What is so special about 2-3 flutes? This metal produces long, stringy chips. Fewer flutes – larger chip gullets – provide more space for chips to leave the cut and avoid re-cutting for better finish. A tool with a 40-45 helix angle pulls chips up and away from work and prevents re-cutting.
⚠️ Common Mistake: Using Steel Parameters on Aluminum
Using steel cutting parameters like low RPM and low feed rate in aluminum results in rub and built-up edge on the cutter, work hardening, and poor tolerance. Aluminum requires higher RPM and higher feed rate for efficiency and quality.
In HSM machine configurations (spindle speeds 15,000 RPM+) with light side engagement, material removal rates of 500 cm/min in 6061 aluminum are practical – several times greater than common steel parameters.

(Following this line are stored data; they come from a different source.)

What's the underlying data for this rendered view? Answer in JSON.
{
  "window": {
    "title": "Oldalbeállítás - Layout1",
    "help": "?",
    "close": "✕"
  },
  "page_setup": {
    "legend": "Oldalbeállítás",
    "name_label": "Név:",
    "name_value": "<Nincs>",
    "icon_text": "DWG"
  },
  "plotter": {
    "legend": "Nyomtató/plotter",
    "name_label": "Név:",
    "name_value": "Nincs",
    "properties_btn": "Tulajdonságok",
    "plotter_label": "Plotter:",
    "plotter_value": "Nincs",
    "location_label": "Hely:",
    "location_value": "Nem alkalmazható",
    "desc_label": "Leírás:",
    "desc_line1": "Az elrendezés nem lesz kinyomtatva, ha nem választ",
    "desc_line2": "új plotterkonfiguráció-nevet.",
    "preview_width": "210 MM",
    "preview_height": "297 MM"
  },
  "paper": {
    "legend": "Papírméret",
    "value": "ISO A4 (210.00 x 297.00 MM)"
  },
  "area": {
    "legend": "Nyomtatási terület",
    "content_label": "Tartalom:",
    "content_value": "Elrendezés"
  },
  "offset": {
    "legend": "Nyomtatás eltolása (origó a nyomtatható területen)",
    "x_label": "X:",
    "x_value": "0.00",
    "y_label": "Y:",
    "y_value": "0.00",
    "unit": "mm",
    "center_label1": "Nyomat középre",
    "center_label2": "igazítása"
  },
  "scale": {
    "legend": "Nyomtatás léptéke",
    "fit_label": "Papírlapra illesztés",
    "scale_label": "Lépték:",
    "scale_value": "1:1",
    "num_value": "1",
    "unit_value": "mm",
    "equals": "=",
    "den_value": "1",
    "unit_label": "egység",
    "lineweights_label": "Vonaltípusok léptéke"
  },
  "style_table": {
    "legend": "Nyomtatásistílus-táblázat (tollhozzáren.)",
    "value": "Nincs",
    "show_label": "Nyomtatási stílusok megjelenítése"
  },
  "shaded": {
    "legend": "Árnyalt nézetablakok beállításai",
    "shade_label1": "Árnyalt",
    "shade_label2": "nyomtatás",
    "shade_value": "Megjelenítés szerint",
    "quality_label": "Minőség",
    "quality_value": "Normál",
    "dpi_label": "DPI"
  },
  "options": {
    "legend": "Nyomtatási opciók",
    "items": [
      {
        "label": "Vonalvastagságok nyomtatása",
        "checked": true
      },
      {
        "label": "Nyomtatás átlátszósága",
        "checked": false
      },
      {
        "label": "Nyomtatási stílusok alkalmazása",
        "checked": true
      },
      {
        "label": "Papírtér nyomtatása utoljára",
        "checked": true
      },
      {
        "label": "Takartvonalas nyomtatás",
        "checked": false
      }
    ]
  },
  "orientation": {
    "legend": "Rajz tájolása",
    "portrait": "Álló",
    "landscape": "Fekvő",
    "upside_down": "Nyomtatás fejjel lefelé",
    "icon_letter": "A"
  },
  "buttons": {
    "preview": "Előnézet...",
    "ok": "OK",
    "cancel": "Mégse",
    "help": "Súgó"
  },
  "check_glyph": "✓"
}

Design Rules for CNC Machined Aluminum Parts
Design for manufacturability determines whether your aluminum parts can leave the CNC machine within tolerance, within budget. Follow these rules even for low-precision aluminum parts to avoid the greatest causes of machining work, scrap, and rework
- ✔
Minimum wall thickness: 0.5 mm (0.020 in.) achievable; 1.0 mm (0.040 in.) recommended for production stability - ✔
Pocket depth-to-width ratio: 3:1 standard tooling; up to 6:1 with extended-reach end mills (adds 15–25% cost) - ✔
Internal corner radius: ≥ 1/3 of pocket depth (allows standard tool access) - ✔
Unsupported wall height-to-thickness: 4:1 maximum (prevents chatter and deflection) - ✔
Thread depth: ≤ 3× nominal diameter (deeper threads strip in aluminum) - ✔
Hole depth-to-diameter: ≤ 10:1 for standard drills; beyond this requires peck drilling cycles
⚠️ The Over-Tolerancing Trap
Designs that specify ±0.001 in. tolerances when ±0.005 in. is enough just costs you more in machining 2x over. Tight tolerances mean slower feeds, more interruptions for measurement, and more off-line climate-controlled inspection. Strongly consider applying tight callouts on mating surfaces and other critical datums.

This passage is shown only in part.